Intercontinental Ballistic Missiles

THE US ICBM PROGRAMME

Snark and Navaho

IN THE IMMEDIATE
post-war years the feeling in the United States was that ballistic missiles offered the best long-term solution for strategic warfare, but that the technology of the time did not appear to make it possible to build a missile with the necessary range (9,300 km) and capable of carrying a nuclear payload, which at that time was large and heavy, weighing some 3 tonnes. The Convair company flight-tested the intercontinental-range MX-774 missile in 1948, but the newly independent US air force decided to follow the path pioneered by the German V-1 ‘flying bomb’ and to develop cruise missiles
^fn1
instead.

The first of these was the N-69 Snark pilotless bomber, which was much larger than the V-1 and had a range of 10,200 km, cruising at a height of some 12,000 m and using a star tracker to update its inertial navigation system. Its speed of 990 km/h meant, however, that, at its extreme range, it took some eleven hours to reach the target. The nose-cone carried a 5 MT (later 20 MT) nuclear warhead, and the missile could approach the target from any direction and at any height, while its very small radar cross-section made it difficult to detect. The Snark entered service in 1957 but was retired in 1961, when the Atlas ballistic missile became operational; its main significance was that it was the first operational missile to bring one superpower within attacking range of the other.

Snark was due to be succeeded by the SM-64A Navaho, a vertically
launched
, winged cruise missile, which travelled at Mach 3.25 (3,500 km/h) at a height of 18,300 m. Navaho would almost certainly have proved a highly effective strategic weapon, but it never reached production, as the USAF had already transferred its attention to ICBMs.
^fn2

Redstone and Jupiter

Development of long-range ballistic missiles in the United States in the immediate post-war years was erratic, to say the least. The US army had obtained the plans for the A-4 (V-2) and assembled a number of former German scientists, including Werner von Braun, at the Redstone Arsenal. Their first product was the Redstone short-range (400 km), land-mobile, liquid-fuelled, nuclear-armed missile, which was in service from 1958 to 1963. Next the army started to develop the Jupiter, which was again a land-mobile missile system, but this time with a range of 2,400 km. This was midway through development when, in late 1956, the secretary of state for defense ordered that the US air force was to assume responsibility for all missiles with a range greater than 200 nautical miles (370 km). Development was completed by the USAF, and Jupiter subsequently saw limited service with the air force.

Thor

Having been concentrating on long-range cruise missiles, the USAF now had to make up for a lot of lost ground. Despite having been handed the perfectly acceptable Jupiter by the army, it initiated a very expensive crash programme for its own IRBM, leading to the Thor. This did nothing that Jupiter could not already do, but operated from a fixed base, rather than from a mobile platform. Thor’s 2,700 km range, however, was insufficient for the missile to be launched against the USSR from the continental USA, so it was handed over to the UK air force, which deployed sixty missiles between 1959 and 1964.

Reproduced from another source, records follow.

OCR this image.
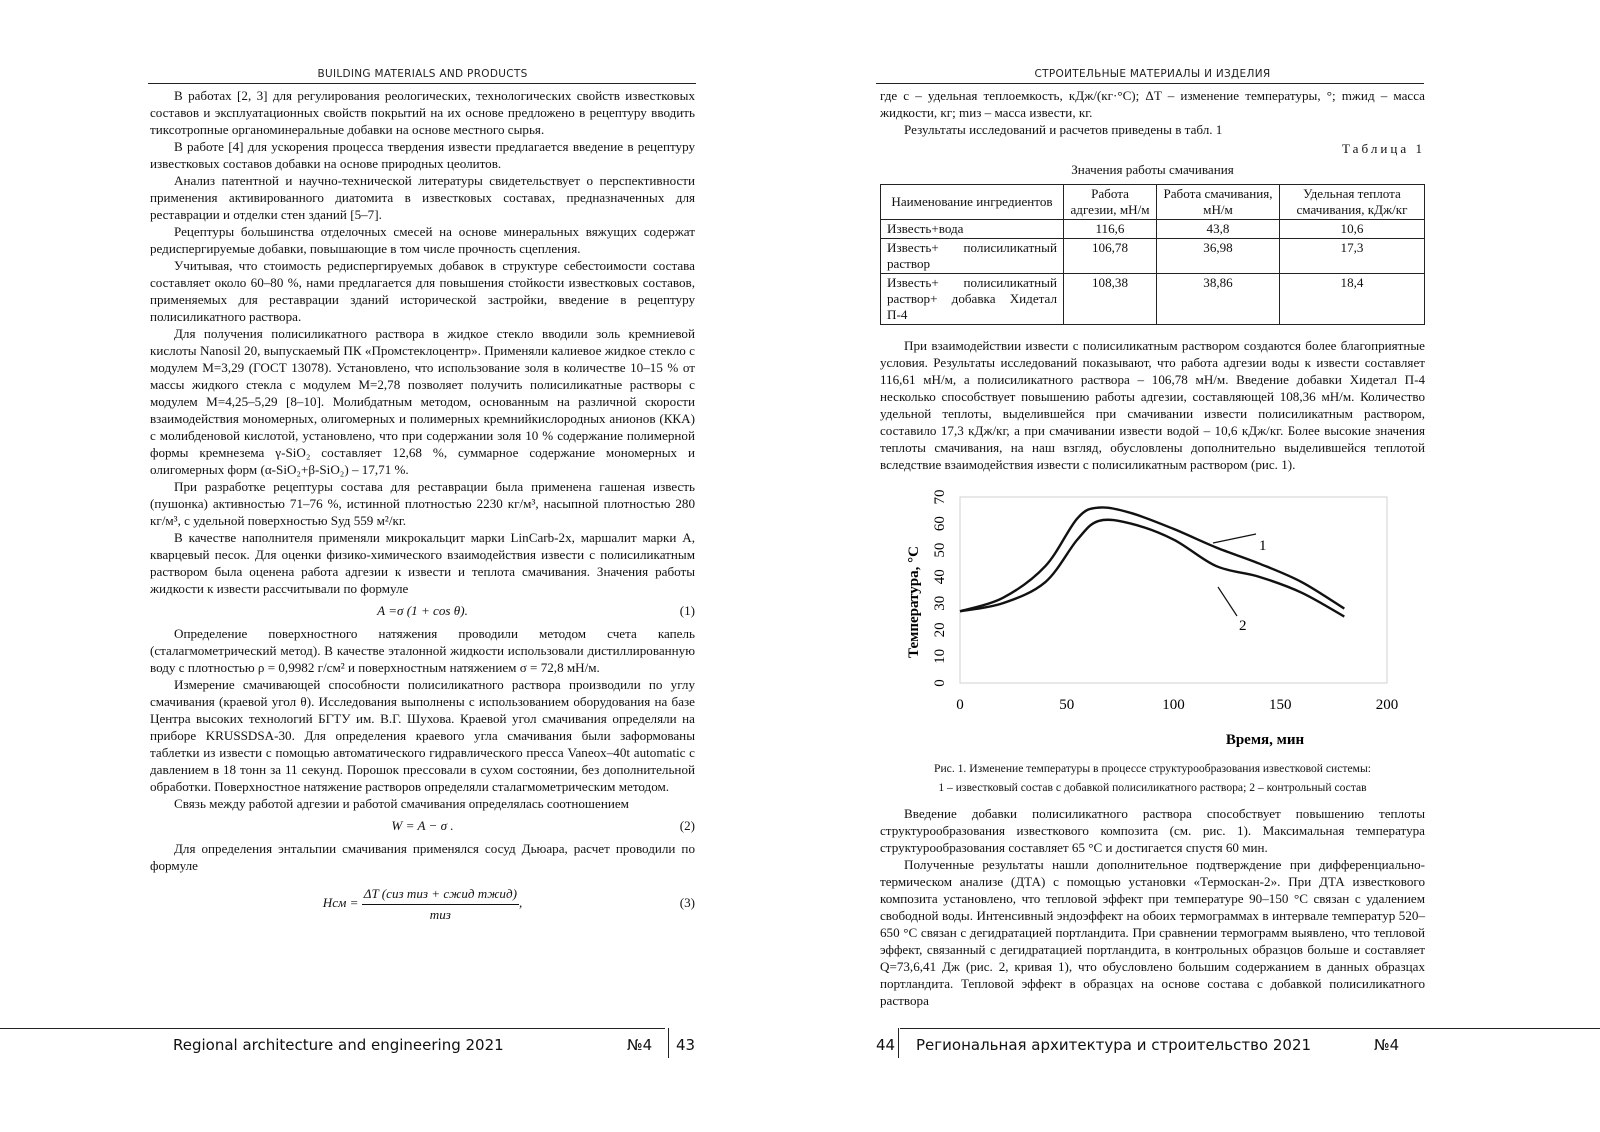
BUILDING MATERIALS AND PRODUCTS

В работах [2, 3] для регулирования реологических, технологических свойств известковых составов и эксплуатационных свойств покрытий на их основе предложено в рецептуру вводить тиксотропные органоминеральные добавки на основе местного сырья.

В работе [4] для ускорения процесса твердения извести предлагается введение в рецептуру известковых составов добавки на основе природных цеолитов.

Анализ патентной и научно-технической литературы свидетельствует о перспективности применения активированного диатомита в известковых составах, предназначенных для реставрации и отделки стен зданий [5–7].

Рецептуры большинства отделочных смесей на основе минеральных вяжущих содержат редиспергируемые добавки, повышающие в том числе прочность сцепления.

Учитывая, что стоимость редиспергируемых добавок в структуре себестоимости состава составляет около 60–80 %, нами предлагается для повышения стойкости известковых составов, применяемых для реставрации зданий исторической застройки, введение в рецептуру полисиликатного раствора.

Для получения полисиликатного раствора в жидкое стекло вводили золь кремниевой кислоты Nanosil 20, выпускаемый ПК «Промстеклоцентр». Применяли калиевое жидкое стекло с модулем М=3,29 (ГОСТ 13078). Установлено, что использование золя в количестве 10–15 % от массы жидкого стекла с модулем М=2,78 позволяет получить полисиликатные растворы с модулем М=4,25–5,29 [8–10]. Молибдатным методом, основанным на различной скорости взаимодействия мономерных, олигомерных и полимерных кремнийкислородных анионов (ККА) с молибденовой кислотой, установлено, что при содержании золя 10 % содержание полимерной формы кремнезема γ-SiO₂ составляет 12,68 %, суммарное содержание мономерных и олигомерных форм (α-SiO₂+β-SiO₂) – 17,71 %.

При разработке рецептуры состава для реставрации была применена гашеная известь (пушонка) активностью 71–76 %, истинной плотностью 2230 кг/м³, насыпной плотностью 280 кг/м³, с удельной поверхностью Sуд 559 м²/кг.

В качестве наполнителя применяли микрокальцит марки LinCarb-2x, маршалит марки А, кварцевый песок. Для оценки физико-химического взаимодействия извести с полисиликатным раствором была оценена работа адгезии к извести и теплота смачивания. Значения работы жидкости к извести рассчитывали по формуле

A =σ (1 + cos θ).	(1)

Определение поверхностного натяжения проводили методом счета капель (сталагмометрический метод). В качестве эталонной жидкости использовали дистиллированную воду с плотностью ρ = 0,9982 г/см² и поверхностным натяжением σ = 72,8 мН/м.

Измерение смачивающей способности полисиликатного раствора производили по углу смачивания (краевой угол θ). Исследования выполнены с использованием оборудования на базе Центра высоких технологий БГТУ им. В.Г. Шухова. Краевой угол смачивания определяли на приборе KRUSSDSA-30. Для определения краевого угла смачивания были заформованы таблетки из извести с помощью автоматического гидравлического пресса Vaneox–40t automatic с давлением в 18 тонн за 11 секунд. Порошок прессовали в сухом состоянии, без дополнительной обработки. Поверхностное натяжение растворов определяли сталагмометрическим методом.

Связь между работой адгезии и работой смачивания определялась соотношением

W = A − σ .	(2)

Для определения энтальпии смачивания применялся сосуд Дьюара, расчет проводили по формуле

Hсм = $\frac{\text{ΔT (cиз mиз + cжид mжид)}}{\text{mиз}}$ ,	(3)
Regional architecture and engineering 2021	№4 43
СТРОИТЕЛЬНЫЕ МАТЕРИАЛЫ И ИЗДЕЛИЯ

где c – удельная теплоемкость, кДж/(кг·°С); ΔT – изменение температуры, °; mжид – масса жидкости, кг; mиз – масса извести, кг.

Результаты исследований и расчетов приведены в табл. 1

Таблица 1
Значения работы смачивания
Наименование ингредиентов	Работа адгезии, мН/м	Работа смачивания, мН/м	Удельная теплота смачивания, кДж/кг
Известь+вода	116,6	43,8	10,6
Известь+ полисиликатный раствор	106,78	36,98	17,3
Известь+ полисиликатный раствор+ добавка Хидетал П-4	108,38	38,86	18,4

При взаимодействии извести с полисиликатным раствором создаются более благоприятные условия. Результаты исследований показывают, что работа адгезии воды к извести составляет 116,61 мН/м, а полисиликатного раствора – 106,78 мН/м. Введение добавки Хидетал П-4 несколько способствует повышению работы адгезии, составляющей 108,36 мН/м. Количество удельной теплоты, выделившейся при смачивании извести полисиликатным раствором, составило 17,3 кДж/кг, а при смачивании извести водой – 10,6 кДж/кг. Более высокие значения теплоты смачивания, на наш взгляд, обусловлены дополнительно выделившейся теплотой вследствие взаимодействия извести с полисиликатным раствором (рис. 1).

0	50	100	150	200
0
10
20
30
40
50
60
70
Время, мин
Температура, °С
1
2
Рис. 1. Изменение температуры в процессе структурообразования известковой системы:
1 – известковый состав с добавкой полисиликатного раствора; 2 – контрольный состав

Введение добавки полисиликатного раствора способствует повышению теплоты структурообразования известкового композита (см. рис. 1). Максимальная температура структурообразования составляет 65 °С и достигается спустя 60 мин.

Полученные результаты нашли дополнительное подтверждение при дифференциально-термическом анализе (ДТА) с помощью установки «Термоскан-2». При ДТА известкового композита установлено, что тепловой эффект при температуре 90–150 °С связан с удалением свободной воды. Интенсивный эндоэффект на обоих термограммах в интервале температур 520–650 °С связан с дегидратацией портландита. При сравнении термограмм выявлено, что тепловой эффект, связанный с дегидратацией портландита, в контрольных образцов больше и составляет Q=73,6,41 Дж (рис. 2, кривая 1), что обусловлено большим содержанием в данных образцах портландита. Тепловой эффект в образцах на основе состава с добавкой полисиликатного раствора

44 Региональная архитектура и строительство 2021	№4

The entire Thor storage-and-launch complex was above ground in unprotected shelters, and the missile had be towed out to the launch pad, raised to the vertical, fuelled, prepared, and then launched, the whole process taking fifteen minutes. This was all done in the open, on concrete hard-standing, at well-documented sites, and was very vulnerable. No cost-effective measure to reduce the reaction time could be found, so the missile was phased out after only five years of service.

Atlas

Meanwhile, the USAF’s major development effort had turned to the Atlas missile, which was much larger and was a true ICBM, with a range of 14,000 km. Atlas benefited from much of the technology which had been developed for the Navaho cruise missile, and entered service in 1960.

The first USAF squadron equipped with the Atlas missile used an almost identical siting system to Thor, with six above-ground shelters and each missile having a thirty-minute launch countdown, but the next squadron’s nine missiles were in three separated groups of three, with individual shelters having a split roof, enabling the missiles to be raised to the vertical
in situ
, thus saving several minutes of launch time. The next three squadrons had similarly dispersed sites, but this time the missiles were housed in semi-hardened bunkers, recessed into the ground and with even greater separation. The final units were housed in hardened underground silos.

Titan

Titan I, which had a range of 10,000 km, was, like the final Atlas, located in silos and raised to the surface for launch; however, it had a new and much faster fuelling system, enabling it to be launched some twenty minutes after the countdown started. There were five Titan I sites, one with eighteen missiles and four with nine each, but the system had only a brief period of service, becoming operational in 1961 and being replaced by Titan II from 1963 onwards, the process being completed in 1966.

Despite its name, Titan II was almost totally different from Titan I, not least because of a 50 per cent increase in range, to 15,000 km. Again, the missiles were sited in squadrons consisting of three widely separated groups of three, with two squadrons at each of three bases, but the new system introduced a completely novel launch system, with the missile being launched from inside the silo. Two other advances in this missile were the use of an inertial guidance system and the use of storable liquid fuel – i.e. the fuel was already loaded in the missile, thus cutting out the time needed to fuel the earlier missiles. In combination these developments resulted in a launch time of just sixty seconds. Fifty-four missiles were deployed, being operational from 1963 to 1987.

Minuteman

By now, the future obviously lay with solid-fuelled missiles, which were safer and more reliable, and in simpler, cheaper and more survivable siting and launch systems. A rail-mobile system was considered for Minuteman I, but the silo option won.

The two-stage Minuteman I was deployed from 1962 onwards in individual unmanned silos, which were scattered over large areas. Ten silos were grouped into a ‘flight’, five flights in a ‘squadron’, and squadrons into
‘wings’
; there were four squadrons in each of four wings, while the fifth wing had five squadrons. The overall total was 800 missiles.